As you seem only to have seen Extracts in the Magazines from the Account of East Florida, I send you the Book itself, which may afford you some farther Lights concerning the Country.2 I am not myself otherwise much acquainted with it than from such publick Writings, my Place of Abode, Philadelphia, being near 1000 Miles from Florida. I can only remark to you that generally those who have at heart the Settlement of New Countries, are apt, while they expatiate on the Advantages, to pass over and conceal the Disadvantages, so that a just Idea of the New Country is rarely to be obtained by reading their Accounts. And as you profess a Reliance on my Opinion in the Affair of your Removal to America, I must not advise you to go to E. Florida, lest my Unacquaintedness with that Country should lead you into hazardous Mistakes. Besides, when I consider —— the Hardships usually attending the Settlement of New Countries, and the Sickness and Mortality to which new Settlers, unaccustomed to the Climate, are exposed, I cannot think such Undertakings so fit for Persons of your and your Wife’s Age, that have Children depending on them, as for young unmarried Persons, whose Deaths can only affect themselves, or will not be attended with such unhappy Consequences.

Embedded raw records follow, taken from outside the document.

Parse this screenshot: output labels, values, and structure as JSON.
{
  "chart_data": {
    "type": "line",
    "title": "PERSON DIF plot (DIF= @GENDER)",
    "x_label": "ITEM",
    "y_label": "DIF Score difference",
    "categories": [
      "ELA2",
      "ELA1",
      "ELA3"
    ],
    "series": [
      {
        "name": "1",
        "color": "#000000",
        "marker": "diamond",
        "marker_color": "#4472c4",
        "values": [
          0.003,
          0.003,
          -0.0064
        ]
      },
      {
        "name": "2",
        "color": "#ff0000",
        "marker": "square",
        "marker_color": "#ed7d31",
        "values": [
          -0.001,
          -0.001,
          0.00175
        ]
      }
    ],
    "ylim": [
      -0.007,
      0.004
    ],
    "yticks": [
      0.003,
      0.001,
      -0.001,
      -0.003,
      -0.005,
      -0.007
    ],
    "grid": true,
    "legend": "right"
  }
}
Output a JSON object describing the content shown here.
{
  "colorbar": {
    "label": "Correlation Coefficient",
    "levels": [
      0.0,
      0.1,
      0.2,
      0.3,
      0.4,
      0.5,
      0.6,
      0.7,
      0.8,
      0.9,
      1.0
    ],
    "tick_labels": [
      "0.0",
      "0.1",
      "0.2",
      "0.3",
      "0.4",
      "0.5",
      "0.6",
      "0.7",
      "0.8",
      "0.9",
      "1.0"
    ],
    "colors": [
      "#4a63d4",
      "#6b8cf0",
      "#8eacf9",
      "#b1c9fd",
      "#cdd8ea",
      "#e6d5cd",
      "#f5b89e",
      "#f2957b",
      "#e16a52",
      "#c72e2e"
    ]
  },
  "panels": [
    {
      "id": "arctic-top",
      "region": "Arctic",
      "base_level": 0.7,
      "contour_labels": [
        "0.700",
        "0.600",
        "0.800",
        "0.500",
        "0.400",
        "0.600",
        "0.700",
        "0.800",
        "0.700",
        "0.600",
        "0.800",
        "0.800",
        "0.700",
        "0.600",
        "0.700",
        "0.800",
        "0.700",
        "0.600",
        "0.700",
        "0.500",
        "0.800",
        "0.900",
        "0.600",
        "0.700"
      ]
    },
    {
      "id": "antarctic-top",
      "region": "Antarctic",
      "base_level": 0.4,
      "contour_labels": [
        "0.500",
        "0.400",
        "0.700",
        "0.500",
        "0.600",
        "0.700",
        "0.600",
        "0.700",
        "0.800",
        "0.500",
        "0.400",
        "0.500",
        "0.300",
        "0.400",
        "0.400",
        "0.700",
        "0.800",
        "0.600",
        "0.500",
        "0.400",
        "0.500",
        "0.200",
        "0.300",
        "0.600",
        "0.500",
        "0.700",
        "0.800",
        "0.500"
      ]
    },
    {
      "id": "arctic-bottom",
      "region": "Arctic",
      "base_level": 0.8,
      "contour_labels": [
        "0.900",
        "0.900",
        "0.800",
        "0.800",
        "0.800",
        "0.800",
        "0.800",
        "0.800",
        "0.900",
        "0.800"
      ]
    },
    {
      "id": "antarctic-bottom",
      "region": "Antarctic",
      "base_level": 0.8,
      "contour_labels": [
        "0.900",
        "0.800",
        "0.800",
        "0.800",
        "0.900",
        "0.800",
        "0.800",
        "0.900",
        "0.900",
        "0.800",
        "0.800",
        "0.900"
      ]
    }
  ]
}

Therefore, if you cannot remain contented with your Situation in Holland, but are determined on a Country Life in America, my Advice to you would be, to purchase a Plantation ready formed, in one of the old settled Provinces, New York, New Jersey, or Pensilvania, of which there are Choice continually to be sold, as you will see by the Newspapers that I send you herewith. In either of these three Provinces the three modern Languages you possess, German, Low Dutch and French, may be useful to you, as there are Numbers of Germans, Hollanders, and French among the Inhabitants; and your other Accomplishments will be of more Value in a well-settled Country, than in a new One thin of People, and you will have more of the Pleasures and Comforts of Neighbourhood and Society. With the Money you are like to be possess’d of, at the End of your present Contract, you may certainly buy and Stock a very good Plantation in one of those flourishing Provinces, where the Climate is healthy, and the Government mild and good, and where, if any where, Competence and Happiness are within the Reach of every honest, prudent and industrious Man.

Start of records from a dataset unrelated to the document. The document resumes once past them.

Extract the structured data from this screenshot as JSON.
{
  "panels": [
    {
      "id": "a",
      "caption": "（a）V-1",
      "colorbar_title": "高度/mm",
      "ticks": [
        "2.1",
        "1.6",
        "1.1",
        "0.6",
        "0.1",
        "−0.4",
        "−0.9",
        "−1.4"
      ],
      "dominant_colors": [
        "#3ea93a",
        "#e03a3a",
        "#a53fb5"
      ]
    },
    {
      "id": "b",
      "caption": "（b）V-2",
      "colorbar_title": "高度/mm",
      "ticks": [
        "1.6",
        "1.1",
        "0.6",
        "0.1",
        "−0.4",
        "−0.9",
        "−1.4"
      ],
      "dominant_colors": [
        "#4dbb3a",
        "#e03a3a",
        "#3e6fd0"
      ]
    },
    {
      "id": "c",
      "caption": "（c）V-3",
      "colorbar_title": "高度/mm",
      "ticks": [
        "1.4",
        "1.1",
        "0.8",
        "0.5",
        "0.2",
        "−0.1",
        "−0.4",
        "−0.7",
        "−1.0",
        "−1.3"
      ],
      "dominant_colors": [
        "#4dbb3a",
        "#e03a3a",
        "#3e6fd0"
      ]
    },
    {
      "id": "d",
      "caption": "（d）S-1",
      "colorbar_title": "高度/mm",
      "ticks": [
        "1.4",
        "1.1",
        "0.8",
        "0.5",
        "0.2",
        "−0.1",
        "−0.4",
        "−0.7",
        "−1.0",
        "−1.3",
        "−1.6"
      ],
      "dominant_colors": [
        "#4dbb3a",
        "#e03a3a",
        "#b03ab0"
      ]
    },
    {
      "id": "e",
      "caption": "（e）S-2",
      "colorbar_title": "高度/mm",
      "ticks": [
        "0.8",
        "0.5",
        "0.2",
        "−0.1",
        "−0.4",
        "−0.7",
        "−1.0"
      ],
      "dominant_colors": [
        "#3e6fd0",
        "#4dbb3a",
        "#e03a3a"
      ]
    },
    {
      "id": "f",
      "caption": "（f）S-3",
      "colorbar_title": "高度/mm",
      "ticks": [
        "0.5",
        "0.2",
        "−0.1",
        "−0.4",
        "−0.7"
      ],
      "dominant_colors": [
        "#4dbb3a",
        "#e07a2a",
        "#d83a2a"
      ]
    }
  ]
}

I purpose remaining here another Winter, and returning home to Pensilvania in the Spring. I hope your Resolution, whatever it is, may be attended with the Success you wish. If you determine for either of those Provinces, as I live in one of them, my Son in another, (N. Jersey, ) and I have some Friends in the third, N. York, I may possibly be of some Utility to you in your Settling, which would be a Pleasure to, Sir, Your most obedient humble Servant
B Franklin
Mr. Dumas.
Endorsed: Benjamin Franklin
1. Dumas (1721–96) was a resident of Leyden and the Hague, a man of considerable learning and interested in literature, international law, and politics. BF had presumably met him on his visit to the Netherlands with Sir John Pringle in 1766, and appears to be answering a letter of inquiry from Dumas that has not been found. During the War of Independence Dumas, on BF’s recommendation, was appointed secret agent for the United States in the Netherlands; his voluminous correspondence in that capacity will appear in later volumes.

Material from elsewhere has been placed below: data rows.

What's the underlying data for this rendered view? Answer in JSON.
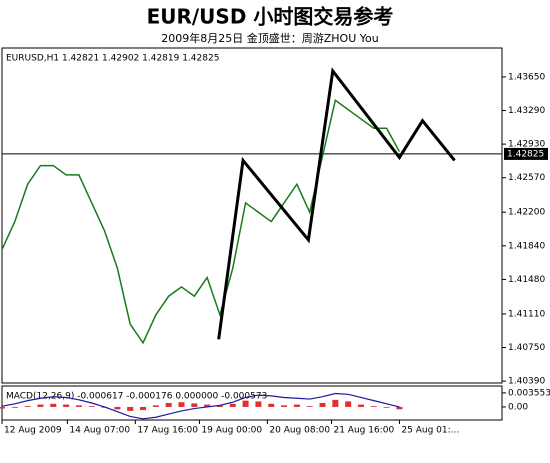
{
  "chart_data": [
    {
      "type": "line",
      "title": "EUR/USD 小时图交易参考",
      "subtitle": "2009年8月25日 金顶盛世：周游ZHOU You",
      "header": "EURUSD,H1 1.42821 1.42902 1.42819 1.42825",
      "xlim": [
        0,
        39
      ],
      "ylim": [
        1.4037,
        1.4396
      ],
      "yticks": [
        {
          "value": 1.4365,
          "label": "1.43650"
        },
        {
          "value": 1.4329,
          "label": "1.43290"
        },
        {
          "value": 1.4293,
          "label": "1.42930"
        },
        {
          "value": 1.4257,
          "label": "1.42570"
        },
        {
          "value": 1.422,
          "label": "1.42200"
        },
        {
          "value": 1.4184,
          "label": "1.41840"
        },
        {
          "value": 1.4148,
          "label": "1.41480"
        },
        {
          "value": 1.4111,
          "label": "1.41110"
        },
        {
          "value": 1.4075,
          "label": "1.40750"
        },
        {
          "value": 1.4039,
          "label": "1.40390"
        }
      ],
      "current_price": 1.42825,
      "series": [
        {
          "color": "#1a7a1a",
          "x": [
            0,
            1,
            2,
            3,
            4,
            5,
            6,
            7,
            8,
            9,
            10,
            11,
            12,
            13,
            14,
            15,
            16,
            17,
            18,
            19,
            20,
            21,
            22,
            23,
            24,
            25,
            26,
            27,
            28,
            29,
            30,
            31
          ],
          "values": [
            1.418,
            1.421,
            1.425,
            1.427,
            1.427,
            1.426,
            1.426,
            1.423,
            1.42,
            1.416,
            1.41,
            1.408,
            1.411,
            1.413,
            1.414,
            1.413,
            1.415,
            1.411,
            1.416,
            1.423,
            1.422,
            1.421,
            1.423,
            1.425,
            1.422,
            1.428,
            1.434,
            1.433,
            1.432,
            1.431,
            1.431,
            1.4285
          ]
        },
        {
          "color": "#000000",
          "x": [
            16.9,
            18.8,
            23.9,
            25.8,
            31.0,
            32.8,
            35.3
          ],
          "values": [
            1.40838,
            1.42755,
            1.41903,
            1.43714,
            1.42787,
            1.43181,
            1.42755
          ]
        }
      ]
    },
    {
      "type": "bar",
      "label": "MACD(12,26,9) -0.000617 -0.000176 0.000000 -0.000573",
      "xlim": [
        0,
        39
      ],
      "ylim": [
        -0.0033,
        0.0053
      ],
      "yticks": [
        {
          "value": 0.003553,
          "label": "0.003553"
        },
        {
          "value": 0,
          "label": "0.00"
        }
      ],
      "xticks": [
        {
          "value": 0,
          "label": "12 Aug 2009"
        },
        {
          "value": 5.1,
          "label": "14 Aug 07:00"
        },
        {
          "value": 10.4,
          "label": "17 Aug 16:00"
        },
        {
          "value": 15.4,
          "label": "19 Aug 00:00"
        },
        {
          "value": 20.7,
          "label": "20 Aug 08:00"
        },
        {
          "value": 25.7,
          "label": "21 Aug 16:00"
        },
        {
          "value": 31.0,
          "label": "25 Aug 01:..."
        }
      ],
      "color": "#e03030",
      "values": [
        -0.0004,
        -0.0002,
        0.0002,
        0.0006,
        0.0008,
        0.0006,
        0.0004,
        0.0002,
        -0.0002,
        -0.0006,
        -0.001,
        -0.0008,
        0.0004,
        0.001,
        0.0012,
        0.0009,
        0.0006,
        0.0003,
        0.0008,
        0.0016,
        0.0014,
        0.0008,
        0.0004,
        0.0006,
        0.0002,
        0.001,
        0.0018,
        0.0014,
        0.0006,
        0.0002,
        -0.0002,
        -0.0006
      ],
      "series": [
        {
          "color": "#1a1aa0",
          "values": [
            0.0002,
            0.0008,
            0.0016,
            0.0022,
            0.0026,
            0.0024,
            0.0018,
            0.001,
            0,
            -0.0012,
            -0.0024,
            -0.003,
            -0.0026,
            -0.0018,
            -0.001,
            -0.0004,
            0,
            0.0004,
            0.0012,
            0.0024,
            0.003,
            0.0028,
            0.0024,
            0.0022,
            0.002,
            0.0026,
            0.0034,
            0.0032,
            0.0024,
            0.0016,
            0.0008,
            0
          ]
        }
      ]
    }
  ]
}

2. William Stork, An Account of East-Florida … (London, 1766). Dumas was engaged at the time in translating into French William Smith’s An Historical Account of the Expedition against the Ohio Indians, in the year 1764, under the Command of Henry Bouquet … (Philadelphia, 1765); the translation was published in 1769. The fact that Bouquet died at Pensacola may explain Dumas’s otherwise almost inexplicable interest in East Florida.